I suspect I was harsher in my opinion of IL-2 than most others surveyed. My experience three years ago with interferon was an extremely unhappy one, and I would avoid if at all possible another immunotherapeutic agent that’s even more debilitating than INF. I’m also a tough customer in my assessment of ads. I don’t like to be manipulated.

I found several things interesting about this experience:
  1. I’m intrigued by the notion of an ad campaign targeted at people who, statistically speaking, are highly likely to die within a matter of months of their disease. Each year, melanoma is diagnosed in about 60,000 people in the U.S. and is the cause of 8000 or so deaths. In the melanoma community then, the ads will be relevant to only a few thousand of us. I’ve never before seen an ad of any type for any melanoma drug.
  2. The ads themselves were surprisingly nuanced. The copy accentuated the positive, as you would expect, which includes the long history oncologists have with Proleukin, the response rate and the possibilities of durable responses. Without Yervoy being mentioning by name, its perceived weaknesses were exploited in how the ad copy was written.
  3. Prometheus seems convinced that this is turf worth defending. In Big Pharma, $75 million in annual sales is not a lot of money but neither is it chicken feed. With Yervoy now on the market, and other therapeutic drugs for MM in the pipeline, that base is sure to erode. I suspect there's some other strategic reason why this company is investing in this market. Or perhaps it simply wants to beat Bristol-Myers Squibb, which developed Yervoy, to the punch. Could a marketing battle be brewing?
  4. A new marketing approach for an existing drug is not as exciting as a new drug that diversifies treatment options, but the Proleukin ads would definitely raise MM’s profile. To put it coyly, it’s nice to be noticed. 
My disease is still treatable by surgery, but should I need systemic therapy, I’d like to know that I have more to choose between than IL-2 straight up and IL-2 on the rocks. Everyone I’ve heard from seems to think that Yervoy will be poaching market share from Proleukin, but my guess is the two drugs will coexist for a time while additional clinical trials are done to provide more specific data on Yervoy’s benefits. As with so many promising treatments before it, the new drug could yet prove to be a disappointment.

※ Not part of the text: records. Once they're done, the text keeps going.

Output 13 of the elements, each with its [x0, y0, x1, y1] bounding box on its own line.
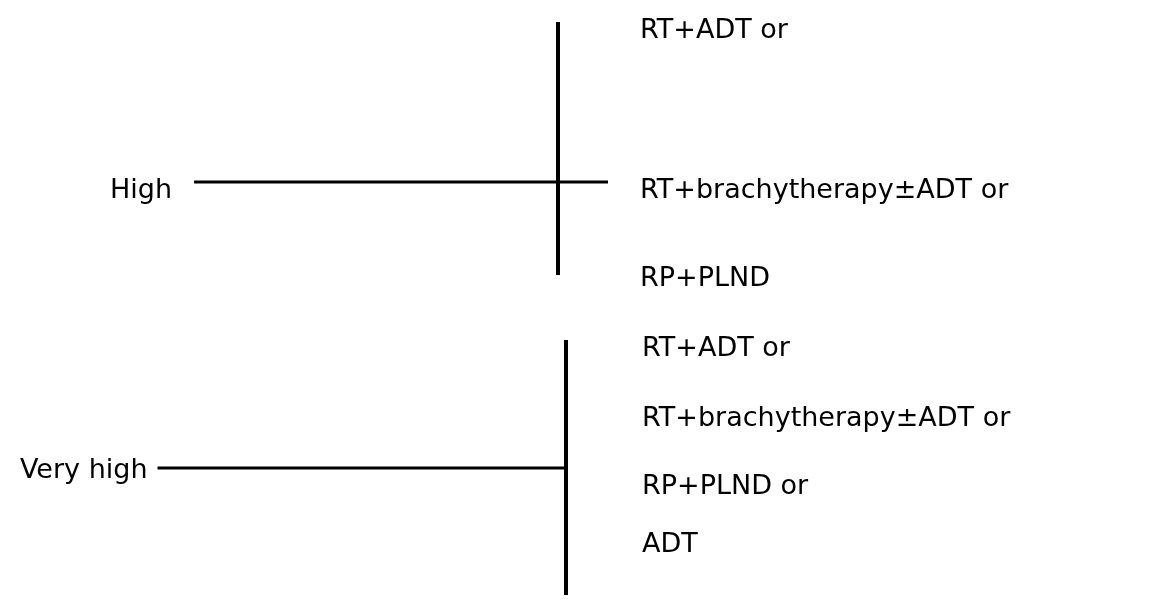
vertical-bracket-bar — [564, 340, 568, 595]
risk-level-label: High — [110, 172, 173, 206]
treatment-option-text: RT+ADT or — [640, 12, 788, 46]
risk-level-label: Very high — [20, 452, 148, 486]
treatment-option-text: ADT — [642, 526, 698, 560]
treatment-option-text: RP+PLND or — [642, 468, 809, 502]
treatment-option-text: RT+ADT or — [642, 330, 790, 364]
connector-line — [157, 466, 564, 470]
treatment-option-text: RT+brachytherapy±ADT or — [640, 172, 1009, 206]
vertical-bracket-bar — [556, 22, 560, 275]
treatment-option-text: RP+PLND — [640, 260, 770, 294]
treatment-option-text: RT+brachytherapy±ADT or — [642, 400, 1011, 434]
connector-line — [194, 180, 556, 184]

There is also the aberration that in cases where metastases are restricted to subcutaneous tissue (as they have been for me), research shows that more than 50% of patients respond to IL-2. To my knowledge, there are no data yet on what the corresponding figure is for Yervoy. It’s also not known what percentage of the responders to IL-2 had durable responses. A virtual cure is what matters most to me—not just knowing that your tumors aren’t growing bigger.

I have an appointment next month with my oncologist, so we’ll discuss this matter then of whether Proleukin or Yervoy makes most sense as a first-line treatment should I need to choose one. It’s also possible there are clinical trials of targeted therapy or other drugs that make sense for me. Proleukin’s ad campaign won’t make a big difference in my thinking, but I’m gratified to know there’s competition for my attention.

1 comment:

Anonymous said...

Please tell us of the newly (8/14/11) approved drug Zelboraf (Roche) to treat Melanoma.
Is this only for specific patients with the BRAF mutation?